Ophoven: Einmal im Jahr verlässt das Gnadenbild die Kirche

Ophoven : Einmal im Jahr verlässt das Gnadenbild die Kirche

Die Marienverehrung hat im Wallfahrtsort Ophoven eine besondere Tradition und Intensität.

Die Monate August bis Oktober sind neben dem Mai die Monate, in denen besonders viele Pilger die kleine Wallfahrtskirche aufsuchen. Einmal im Jahr, zur Marientracht, verlässt das Gnadenbild die Kirche, um in einem gläsernen Schrein auf den Schultern der Schützenoffiziere durch den Ort getragen zu werden.

Klare und offene Worte fand Domvikar Dr. Andreas Frick, Pfarrer an St. Foillan in Aachen und in der Berufungspastoral tätig, während der Predigt bei der anschließend im Pfarrgarten gefeierten heiligen Messe.

Er zog einen Vergleich mit dem Apostel Petrus, der in seiner Person Mut und Verrat vereinte und trotzdem als „Petrus, der Fels”, derjenige sei, vom dem alles ausgehe.

Die Haltung des Papstes mit seinem unbeugsamen Willen zur Pflichterfüllung trotz seines körperlichen Gebrechens sprach Frick ebenso an, wie die bedauerliche Erscheinung pädophiler Priester oder die so genannten entgleisten Feministinnen, die sich auf einem Schiff zu Priesterinnen „weihen” ließen.

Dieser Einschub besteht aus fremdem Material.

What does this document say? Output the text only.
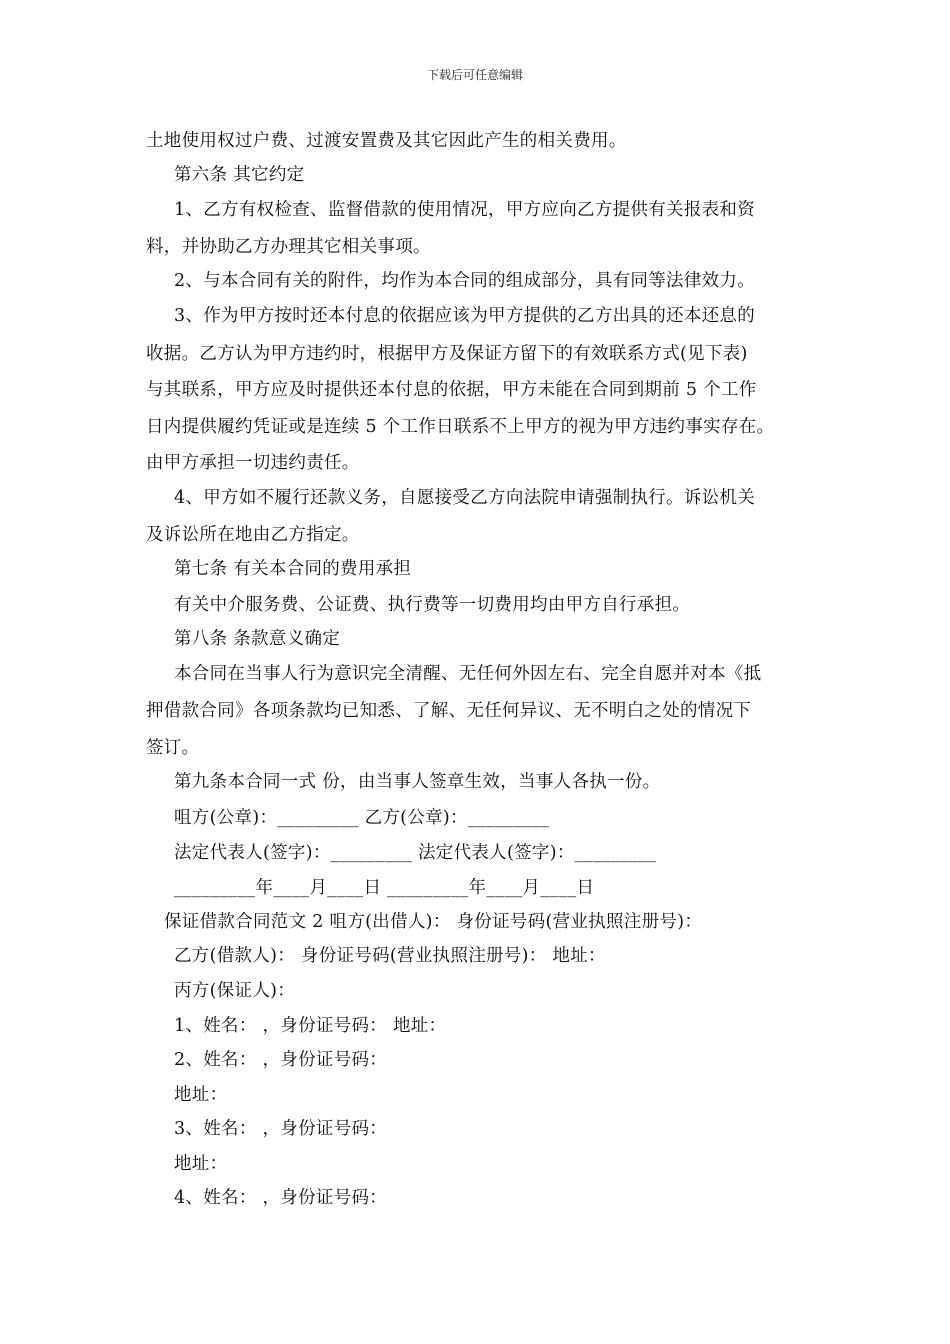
下载后可任意编辑
土地使用权过户费、过渡安置费及其它因此产生的相关费用。
第六条 其它约定
1、乙方有权检查、监督借款的使用情况，甲方应向乙方提供有关报表和资
料，并协助乙方办理其它相关事项。
2、与本合同有关的附件，均作为本合同的组成部分，具有同等法律效力。
3、作为甲方按时还本付息的依据应该为甲方提供的乙方出具的还本还息的
收据。乙方认为甲方违约时，根据甲方及保证方留下的有效联系方式(见下表)
与其联系，甲方应及时提供还本付息的依据，甲方未能在合同到期前 5 个工作
日内提供履约凭证或是连续 5 个工作日联系不上甲方的视为甲方违约事实存在。
由甲方承担一切违约责任。
4、甲方如不履行还款义务，自愿接受乙方向法院申请强制执行。诉讼机关
及诉讼所在地由乙方指定。
第七条 有关本合同的费用承担
有关中介服务费、公证费、执行费等一切费用均由甲方自行承担。
第八条 条款意义确定
本合同在当事人行为意识完全清醒、无任何外因左右、完全自愿并对本《抵
押借款合同》各项条款均已知悉、了解、无任何异议、无不明白之处的情况下
签订。
第九条本合同一式 份，由当事人签章生效，当事人各执一份。
咀方(公章)：_________ 乙方(公章)：_________
法定代表人(签字)：_________ 法定代表人(签字)：_________
_________年____月____日 _________年____月____日
保证借款合同范文 2 咀方(出借人)： 身份证号码(营业执照注册号)：
乙方(借款人)： 身份证号码(营业执照注册号)： 地址：
丙方(保证人)：
1、姓名： ，身份证号码： 地址：
2、姓名： ，身份证号码：
地址：
3、姓名： ，身份证号码：
地址：
4、姓名： ，身份证号码：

Er appellierte in seiner Predigt an die Christen, ihre Liebe zum Glauben und auch zur Kirche zu bewahren, denn die Kirche werde auch in dieser schwierigen Zeit ihren Weg finden und gehen, so seine Überzeugung.

Mit ihm am Altar feierten der stellvertretende Dechant des Dekantes Wassenberg, Pfarrer i.R, Josef Heinrichs, und Pfarrer i.R. Willi Steinrath die Heilige Messe, die ihren musikalischen Rahmen durch die Kirchenchöre aus Ophoven und Birgelen sowie den Musikverein aus Birgelen erhielt.

Begleitet wurde das Gnadenbild der Muttergottes bei der Prozession außerdem von der amtierenden Ophovener Schützenkönigin und ihren Schützenschwestern. Am kommenden Sonntag werden die Pfarren aus Ratheim, Oberbruch, Grebben und Eschweiler in Ophoven erwartet.